Authorities beefed up security ahead of the ceremony, with barriers erected around the cemetery and dozens of police mobilised.
Security was tightened and protests banned after hundreds took to the streets in Paris and other cities to pop champagne corks and celebrate Le Pen’s death on Tuesday.
Marine Le Pen and one of her two sisters, Marie-Caroline, walked the few hundred metres between the family home and the small church of Saint-Joseph under blue skies in front of a small crowd of onlookers and several dozen journalists.
Neither Marion Marechal, Jean-Marie Le Pen’s granddaughter and a prominent far-right politician, nor Jordan Bardella, the leader of the party Le Pen co-founded, now called the National Rally, were seen entering the church through the main entrance.

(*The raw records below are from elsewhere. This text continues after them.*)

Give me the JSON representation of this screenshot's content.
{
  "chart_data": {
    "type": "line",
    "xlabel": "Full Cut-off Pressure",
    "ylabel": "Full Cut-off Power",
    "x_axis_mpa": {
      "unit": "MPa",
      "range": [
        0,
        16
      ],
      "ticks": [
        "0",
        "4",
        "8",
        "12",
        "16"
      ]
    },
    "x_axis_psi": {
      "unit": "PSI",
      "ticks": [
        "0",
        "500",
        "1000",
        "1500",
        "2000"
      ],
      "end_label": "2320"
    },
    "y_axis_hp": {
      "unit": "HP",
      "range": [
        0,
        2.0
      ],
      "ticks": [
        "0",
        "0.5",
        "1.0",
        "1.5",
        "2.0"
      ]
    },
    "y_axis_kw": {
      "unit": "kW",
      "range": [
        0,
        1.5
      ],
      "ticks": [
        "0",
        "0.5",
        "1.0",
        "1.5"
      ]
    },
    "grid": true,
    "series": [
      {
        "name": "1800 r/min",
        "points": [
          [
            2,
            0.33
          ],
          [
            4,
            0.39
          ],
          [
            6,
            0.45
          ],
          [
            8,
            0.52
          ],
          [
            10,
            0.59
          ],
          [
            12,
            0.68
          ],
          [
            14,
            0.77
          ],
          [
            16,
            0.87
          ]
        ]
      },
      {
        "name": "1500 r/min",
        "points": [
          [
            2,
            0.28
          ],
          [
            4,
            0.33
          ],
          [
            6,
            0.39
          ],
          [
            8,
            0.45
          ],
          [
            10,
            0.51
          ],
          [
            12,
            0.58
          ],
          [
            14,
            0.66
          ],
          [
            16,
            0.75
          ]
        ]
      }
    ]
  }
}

Around 200 people were expected to be seated inside the church. After the ceremony Le Pen will be buried in the vault where his parents rest.
“It’s moving for me to pay my last respects to him here and to pray for the salvation of his soul,” said one of the guests, Bruno Gollnisch, Jean-Marie Le Pen’s one-time right-hand man.
“He was a joyful comrade!”
A defining figure of French far-Right politics, he will be buried in the same vault as his late parents. A public ceremony is scheduled for Jan 16 in Paris.
For years, the National Front party that Mr Le Pen founded in 1972 sought to distance itself from him, given his often inflammatory remarks that were openly racist and anti-Semitic.
These comments were so extreme that he was convicted multiple times, including for statements that downplayed the Holocaust. On several occasions, he described Hitler’s gas chambers as a “detail” of history.
Mr Le Pen was such a firebrand that when his daughter, Marine Le Pen took over the party in 2011 and renamed it the National Rally, expelled him as part of her efforts to gain more mainstream support. At the time, he demanded she stop using the name “Le Pen,” even launching legal proceedings, though they ultimately failed.
While their personal relationship continued to be fraught, Ms Le Pen paid a personal tribute to her father after his death, calling him a “warrior” in a post on X. “Many people he loved are waiting for him up there. Many who love him mourn him here below,” she wrote. “Fair winds and following seas, Papa!”
Even in death, Mr Le Pen remains a divisive figure.
Those who opposed his views took to the streets of Paris and other cities to mark his passing, popping champagne in celebration and chanting: “Happy New Year, Jean-Marie is dead.”
The French government, however, denounced the joyous celebrations.
“Nothing, absolutely nothing justifies dancing on a corpse,” said Bruno Retailleau, France’s interior minister.
“The death of a man, even if he is a political opponent, should inspire only restraint and dignity. These scenes of jubilation are deeply disgraceful.”
French prime minister François Bayrou described Mr Le Pen as a “fighter” and “figure of French political life”.
President Emmanuel Macron, however, did not make a personal comment. Instead, his office issued a statement saying that history would judge Mr Le Pen, and that the president had sent condolences to the family.